The failure to be able to unite the real and the ideal presses home to man a strange impelling sense of the futility and absurdity of life. There is no castle that man can build which will last forever…the same decree of decay is written over it as is written over everything which man undertakes.
The incongruity between man’s desire for life and the reality of physical death is the most maddening problem of all. Although he sees the handwriting on the wall, man yet refuses to think that death is his final destiny, that he will perish as the fish and the fowl, and that his place will be remembered no more. Man wills to live forever; the urge is written deep in his nature.
Spiritual Life?
This leaves us with a seemingly irreconcilable dilemma: on the one hand, physical death is feared because we know not what lies beyond it; separated from God, all are in a state of spiritual death. On the other hand, there must be life after death, or else morality would be without purpose.
Spiritual life — and yet spiritual death. Allow me to explain.
Physical death comes to all, yes. Then a person’s existence is metaphysical, and his or her being persists eternally.
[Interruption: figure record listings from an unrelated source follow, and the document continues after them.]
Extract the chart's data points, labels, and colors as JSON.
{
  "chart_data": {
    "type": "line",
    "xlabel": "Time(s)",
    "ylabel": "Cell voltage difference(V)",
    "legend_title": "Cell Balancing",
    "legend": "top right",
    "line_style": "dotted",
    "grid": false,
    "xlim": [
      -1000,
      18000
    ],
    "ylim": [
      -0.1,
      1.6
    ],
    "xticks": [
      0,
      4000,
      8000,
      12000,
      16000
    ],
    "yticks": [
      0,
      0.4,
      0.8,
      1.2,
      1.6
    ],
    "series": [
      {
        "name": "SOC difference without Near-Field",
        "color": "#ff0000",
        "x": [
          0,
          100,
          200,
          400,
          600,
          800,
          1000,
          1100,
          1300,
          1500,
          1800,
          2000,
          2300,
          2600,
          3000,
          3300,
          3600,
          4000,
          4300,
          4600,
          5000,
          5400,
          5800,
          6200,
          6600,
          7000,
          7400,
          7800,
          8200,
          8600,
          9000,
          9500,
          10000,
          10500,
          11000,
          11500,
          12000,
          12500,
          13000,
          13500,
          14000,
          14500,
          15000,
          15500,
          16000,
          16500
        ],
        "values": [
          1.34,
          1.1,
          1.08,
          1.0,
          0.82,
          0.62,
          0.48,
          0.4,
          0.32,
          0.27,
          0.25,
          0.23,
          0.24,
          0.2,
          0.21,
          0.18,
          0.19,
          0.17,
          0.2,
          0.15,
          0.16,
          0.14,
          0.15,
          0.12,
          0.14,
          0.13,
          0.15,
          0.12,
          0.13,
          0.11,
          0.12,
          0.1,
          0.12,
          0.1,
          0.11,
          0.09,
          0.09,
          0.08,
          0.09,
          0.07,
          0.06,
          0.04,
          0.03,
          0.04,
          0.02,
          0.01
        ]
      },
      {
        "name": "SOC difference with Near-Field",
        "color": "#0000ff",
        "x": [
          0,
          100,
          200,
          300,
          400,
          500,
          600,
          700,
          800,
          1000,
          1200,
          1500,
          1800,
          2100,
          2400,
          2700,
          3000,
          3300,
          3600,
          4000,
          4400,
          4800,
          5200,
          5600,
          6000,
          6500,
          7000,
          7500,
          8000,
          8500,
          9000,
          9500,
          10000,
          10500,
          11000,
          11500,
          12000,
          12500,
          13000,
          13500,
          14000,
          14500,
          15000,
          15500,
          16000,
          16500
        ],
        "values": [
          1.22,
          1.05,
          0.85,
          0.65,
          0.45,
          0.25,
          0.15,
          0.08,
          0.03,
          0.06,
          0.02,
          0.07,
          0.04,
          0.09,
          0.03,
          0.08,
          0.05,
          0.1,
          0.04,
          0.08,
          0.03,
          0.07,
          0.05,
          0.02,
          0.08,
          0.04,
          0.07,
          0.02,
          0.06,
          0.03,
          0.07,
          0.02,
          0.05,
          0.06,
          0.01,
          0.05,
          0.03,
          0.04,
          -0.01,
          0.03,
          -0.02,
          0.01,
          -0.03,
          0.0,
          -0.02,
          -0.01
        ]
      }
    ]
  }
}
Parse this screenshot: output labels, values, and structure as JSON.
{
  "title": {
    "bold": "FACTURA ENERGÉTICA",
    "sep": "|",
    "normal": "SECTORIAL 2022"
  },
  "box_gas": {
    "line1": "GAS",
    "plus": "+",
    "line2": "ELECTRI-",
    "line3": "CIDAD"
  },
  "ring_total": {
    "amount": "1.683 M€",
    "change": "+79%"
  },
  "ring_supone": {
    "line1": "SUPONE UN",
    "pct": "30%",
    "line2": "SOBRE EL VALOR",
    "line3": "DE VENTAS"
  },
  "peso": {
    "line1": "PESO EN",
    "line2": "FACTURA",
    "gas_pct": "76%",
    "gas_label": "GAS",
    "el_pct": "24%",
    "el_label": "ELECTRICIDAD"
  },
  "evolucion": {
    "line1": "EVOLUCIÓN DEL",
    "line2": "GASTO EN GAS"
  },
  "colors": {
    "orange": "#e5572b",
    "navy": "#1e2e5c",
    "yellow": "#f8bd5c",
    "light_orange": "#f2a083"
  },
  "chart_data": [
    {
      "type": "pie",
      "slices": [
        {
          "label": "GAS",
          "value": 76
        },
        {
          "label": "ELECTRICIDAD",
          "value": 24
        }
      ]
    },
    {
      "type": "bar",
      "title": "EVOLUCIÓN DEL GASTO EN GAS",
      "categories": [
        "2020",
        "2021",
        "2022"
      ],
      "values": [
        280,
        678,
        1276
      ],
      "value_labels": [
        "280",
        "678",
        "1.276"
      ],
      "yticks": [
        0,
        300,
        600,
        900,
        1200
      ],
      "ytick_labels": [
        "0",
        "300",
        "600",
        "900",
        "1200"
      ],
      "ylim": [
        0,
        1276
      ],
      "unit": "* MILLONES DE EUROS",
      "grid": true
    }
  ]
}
In what state shall a person persist? That depends on one’s spiritual state during life. As noted above, according to the biblical paradigm that Sister Agatha and Dracula ascribe to, to be spiritually dead is the default human condition — even for a functionally immortal vampire. Fortunately, there’s a cure for this condition: the Lamb who was slain to take away the stain of sin from each one of us.
Matt Smethurt, meditating on death and immortality, summarizes this biblical worldview thusly:
This is the harsh truth that Dracula hides from due to his shame, and the truth Sister Agatha accepts thanks to Dracula’s machinations.
Summary
In Part I, I showed how Dracula’s immortality works, and how it correlates to real-life existence in a metaphysical sense. In Part II, we plumbed the abyss of mortality and discovered treasure rather than despair.
Here, I’ve shown how Agatha’s sudden change of heart should have been considered more thoughtfully from both a world-building and character arc perspective by the writers. Plus, Agatha’s initial misbelief against faith from Divine Hiddenness is emotionally compelling but logically inadequate. Finally, we examined how the nun Agatha’s journey mirrors that of Dracula, and how the horror series shows humanity’s fear of death dredges up its desire for immortality. Death is Count Dracula’s biggest enemy, but there’s Good News: Death has been defeated.